It is hyperbolic but, it was intended to be hyperbolic? I thought that was implied.
But why resort to hyperbole at all? We're supposed to be having a technical discussion on the relative merits of two solutions. Being deliberately hyperbolic in praise of your preferred solution is directly counterproductive to the discussion. That's why I suggested not to do it at the start.
I didn't assert that GPU heaps wouldn't mitigate some of the fundamental disadvantages? I merely said that despite that, GPU heaps would still be inferior.
I agree it's not the same as hUMA because the dev still has to manage which datasets reside on the CPU and which reside on the GPU in order to maximise performance, which means more work for the developer, and more chance of making the wrong decision and getting non-optimal performance. All that said, as long as it's implemented well, it should greatly mitigate the biggest complaint the recently linked source has about the PC which is the copying of data back and forth between memory pools.

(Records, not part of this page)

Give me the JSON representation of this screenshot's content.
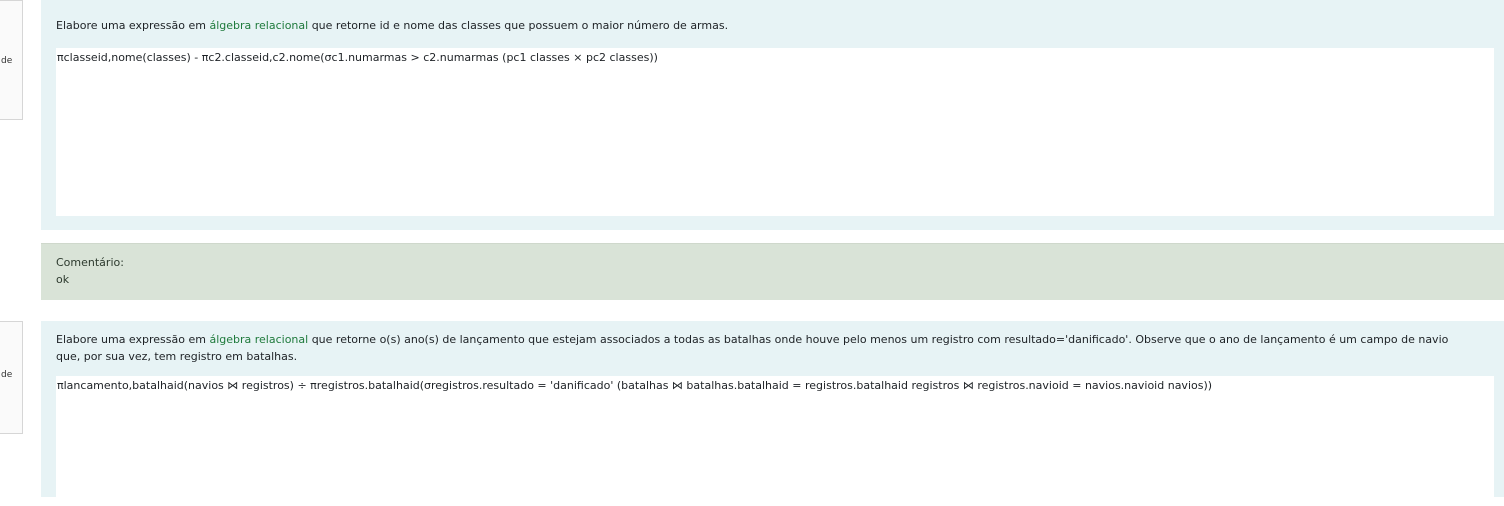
{
  "questions": [
    {
      "info_partial": "de",
      "text_before": "Elabore uma expressão em ",
      "text_link": "álgebra relacional",
      "text_after": " que retorne id e nome das classes que possuem o maior número de armas.",
      "answer": "πclasseid,nome(classes) - πc2.classeid,c2.nome(σc1.numarmas > c2.numarmas (pc1 classes × pc2 classes))"
    },
    {
      "info_partial": "de",
      "text_before": "Elabore uma expressão em ",
      "text_link": "álgebra relacional",
      "text_after": " que retorne o(s) ano(s) de lançamento que estejam associados a todas as batalhas onde houve pelo menos um registro com resultado='danificado'. Observe que o ano de lançamento é um campo de navio que, por sua vez, tem registro em batalhas.",
      "answer": "πlancamento,batalhaid(navios ⋈ registros) ÷ πregistros.batalhaid(σregistros.resultado = 'danificado' (batalhas ⋈ batalhas.batalhaid = registros.batalhaid registros ⋈ registros.navioid = navios.navioid navios))"
    }
  ],
  "comment": {
    "label": "Comentário:",
    "text": "ok"
  },
  "colors": {
    "question_bg": "#e7f3f5",
    "comment_bg": "#d9e3d7",
    "link_green": "#1f7a3c"
  }
}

With that potentially significantly mitigated. The relative balance of benefits vs costs of split vs unified memory architectures shifts significantly, particularly in raw performance terms.
It wasn't an argument, it was a mere observation. As to whether theoretical pcs can outperform a theoretical hUMA system, you might as well ask me to find the limit as both functions approach infinity. You could make a whole hosts of arguments for either. My initial point was that as of today, pc's memory subsystem is inferior to console and that hasn't changed yet.
And I would counter that by saying hUMA is simpler, and easier to extract maximum performance from, but not necessarily superior when it comes to maximum performance in a well developed application for a given memory bandwidth, especially given that PC's typically feature more overall memory in comparable configurations (e.g. the oft cited 3600x + 2700S combo which would generally come with a total of 24GB), let alone higher end ones. And I expect this statement to become more pertinent moving forwards with recent developments around GPU upload heaps helping to remove many of the memory copies that are currently needed.
As it stands, ignoring storage bottlenecks, the limiting bandwidth on pc systems is the PCIe bus. Increasing the bandwidth in non huma systems today does not bypass this limitation.
What is your evidence that this is a limitation and why? All evidence that I've seen (i.e. actual benchmarks) suggests that there is no speed up when moving from the current, to a newly released iteration of the fastest PCIe interface.
But hey, if you can show me benchmarks from when PCIe4 was first launched that demonstrate games at that time saw a sudden performance boost going from PCIe3 to PCIe4 then I'd be interested to see them.
Similarly, PCIe5 exists now on motherboards. Why have neither Nvidia or AMD chosen to use it in their latest, just released GPU lines if this is bottlenecking the system? Surely that would be a relatively cheap way to gain a competitive advantage if that were the case?
And even if PCIe were a bottleneck, and again, I'm curious to understand what your reasoning is for thinking this, have you considered how GPU based decompression will significantly reduce the load on PCIe?
One final point to consider, if PCIe bus bandwidth is a bottleneck in PC's, and as you claim; increasing VRAM bandwidth does not bypass that bottleneck, then why when we increase VRAM bandwidth (in line with GPU compute resources), do we see performance go up? Surely if PCIe is a true bottleneck there, then performance should not increase at all. And yet when we swap out an already very big GPU (lets say a 4080) tethered to the end of this apparent bottlenecking PCIe interface with an even bigger GPU (lets say a 4090), we see a big performance gain.